Now with indie stalwart Tee Pee Records, Priestess is ready to assume its rightful place among the best indie metal acts around. It was an easy decision to go with Tee Pee.
“They are the best label out there for our kind of music, and they pulled a gun on us,” jokes Heppner.
Resorting to such threatening tactics wouldn’t be out of the realm of possibility for labels sure to be stunned by the invigorated Priestess’ relentless sonic assault, on display in storming tracks like “Sideways Attack” and “Ladykiller.”
“It’s our aim that the music will blow people away, or at least make them stoked,” says Heppner.
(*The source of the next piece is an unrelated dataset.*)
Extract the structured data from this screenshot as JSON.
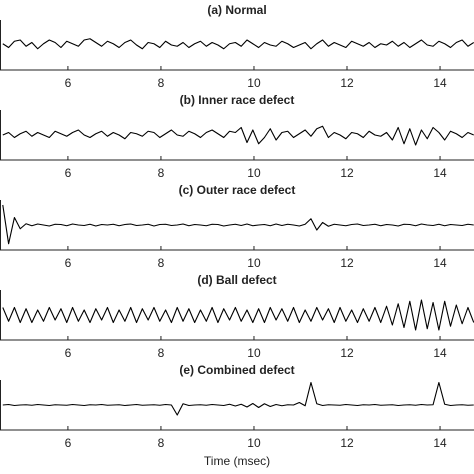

Recorded with producer David Schiffman (Mars Volta, System Of A Down and Nine Inch Nails), Prior To The Fire is due out in February 2010 and it promises to be a densely layered affair that’s always on the attack. It packs a wallop to the solar plexus that leaves you gasping for breath, but like Hello Master, Prior To The Fire’s melodies don’t get lost in the furious energy and prog-metal complexity Priestess has mastered.
They’ve come a long way since 2003, when Heppner was playing with the punk band The Dropouts and the other three members hightailed it to New York to form the stylishly dark post-punk outfit The Stills. Left to his own devices, Heppner latched on with bassist Mike Dyball, drummer/vocalist Vince Nudo and vocalist/guitarist Dan Watchorn.
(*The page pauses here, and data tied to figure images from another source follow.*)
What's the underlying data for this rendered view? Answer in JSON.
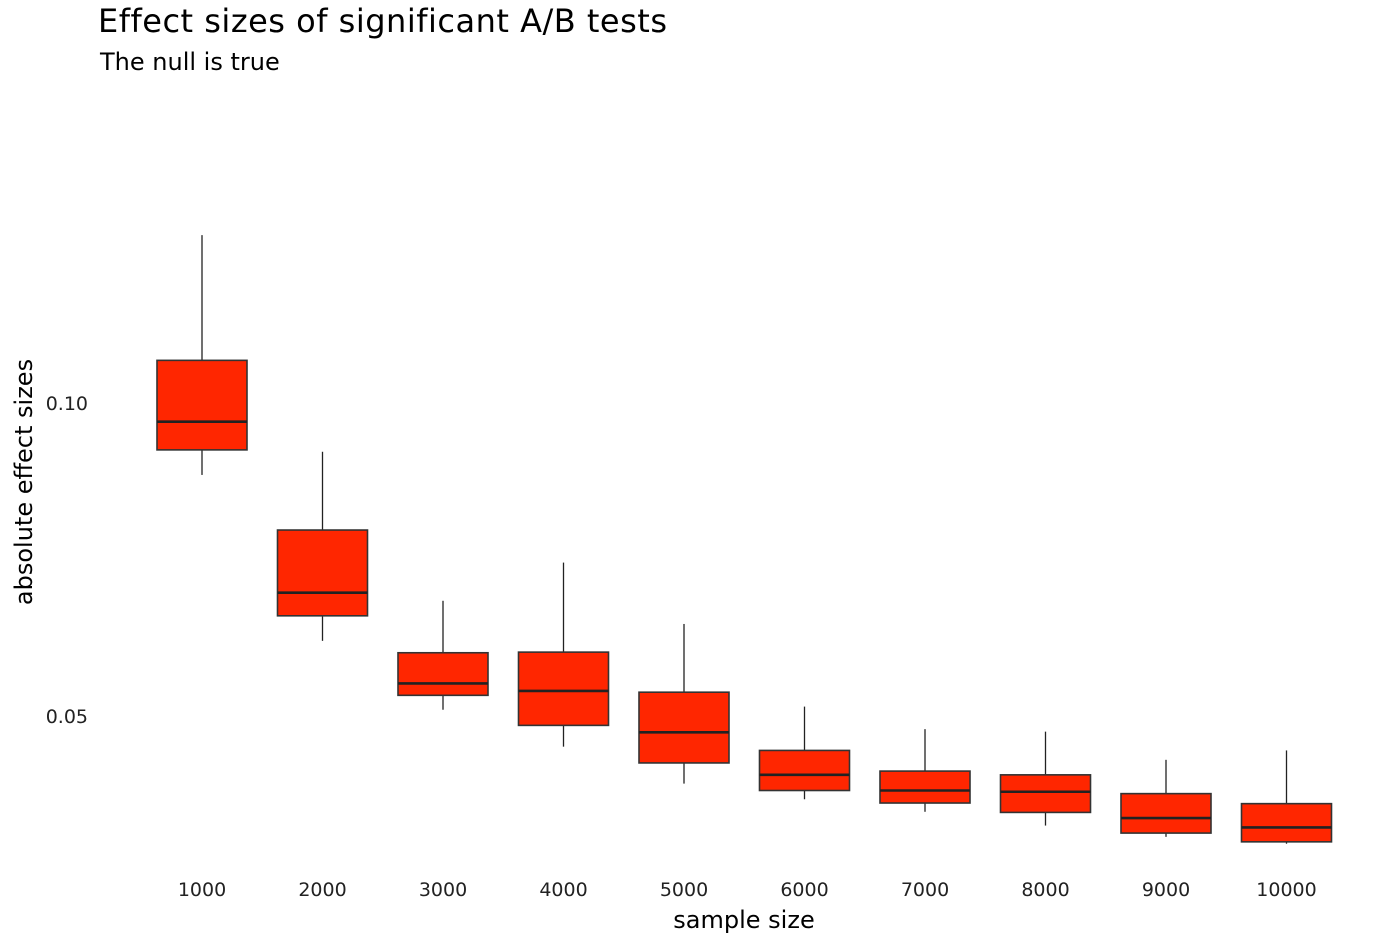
{
  "chart_data": {
    "type": "boxplot",
    "title": "Effect sizes of significant A/B tests",
    "subtitle": "The null is true",
    "xlabel": "sample size",
    "ylabel": "absolute effect sizes",
    "categories": [
      "1000",
      "2000",
      "3000",
      "4000",
      "5000",
      "6000",
      "7000",
      "8000",
      "9000",
      "10000"
    ],
    "yticks": [
      0.05,
      0.1
    ],
    "ytick_labels": [
      "0.05",
      "0.10"
    ],
    "ylim": [
      0.027,
      0.138
    ],
    "grid": false,
    "box_color": "#FF2600",
    "boxes": [
      {
        "whisker_low": 0.0885,
        "q1": 0.0925,
        "median": 0.097,
        "q3": 0.1068,
        "whisker_high": 0.1268
      },
      {
        "whisker_low": 0.062,
        "q1": 0.066,
        "median": 0.0697,
        "q3": 0.0797,
        "whisker_high": 0.0922
      },
      {
        "whisker_low": 0.051,
        "q1": 0.0533,
        "median": 0.0552,
        "q3": 0.0601,
        "whisker_high": 0.0684
      },
      {
        "whisker_low": 0.0451,
        "q1": 0.0485,
        "median": 0.054,
        "q3": 0.0602,
        "whisker_high": 0.0745
      },
      {
        "whisker_low": 0.0392,
        "q1": 0.0425,
        "median": 0.0474,
        "q3": 0.0538,
        "whisker_high": 0.0647
      },
      {
        "whisker_low": 0.0367,
        "q1": 0.0381,
        "median": 0.0406,
        "q3": 0.0445,
        "whisker_high": 0.0515
      },
      {
        "whisker_low": 0.0347,
        "q1": 0.0361,
        "median": 0.0381,
        "q3": 0.0412,
        "whisker_high": 0.0479
      },
      {
        "whisker_low": 0.0325,
        "q1": 0.0346,
        "median": 0.0379,
        "q3": 0.0406,
        "whisker_high": 0.0475
      },
      {
        "whisker_low": 0.0307,
        "q1": 0.0313,
        "median": 0.0337,
        "q3": 0.0376,
        "whisker_high": 0.043
      },
      {
        "whisker_low": 0.0296,
        "q1": 0.0299,
        "median": 0.0322,
        "q3": 0.036,
        "whisker_high": 0.0445
      }
    ]
  }
}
“We’ve all aged about 15 years in the past six,” says Heppner. “We’ve gotten tighter and better at our instruments, and are better at backing up with a trailer.”
A necessary skill when touring to the extent that Priestess has, going on the road with Black Label Society, Converge, Mastodon, Motoörhead and Gwar. But Priestess’ biggest moment came in 2007 when they opened for Megadeth in the U.K.
“[Dave] Mustaine is a hero of mine, and he was a f**kin’ sweet awesome dude,” says Heppner. Even sweeter for Priestess was having its song “Lay Down” picked for the “Guitar Hero III: Legends Of Rock” video game.
Feeling liberated and confident, after a series of recent shows in their native Canada indicated fans are embracing the band’s latest creations — “It’s been killer; the people are stoked,” says Heppner — Priestess is pleased to be on Tee Pee and believes the relationship with the label will be mutually beneficial.
“It’s nice to not be dead last on the list of priorities anymore!” exclaims Heppner.
Although it’ll be hard to match the stunning artwork on the cover of Hello Master, with its contorted hand breaking through dark orange skies and hovering over desolate, almost alien landscape. Heppner says he was blown away when he first saw it. “Arik Roper did that in like four days,” he adds.
It took longer than that for Rome to be built and for Prior To The Fire to come to life. But the extra time spent working on the new LP may just pay off for Priestess.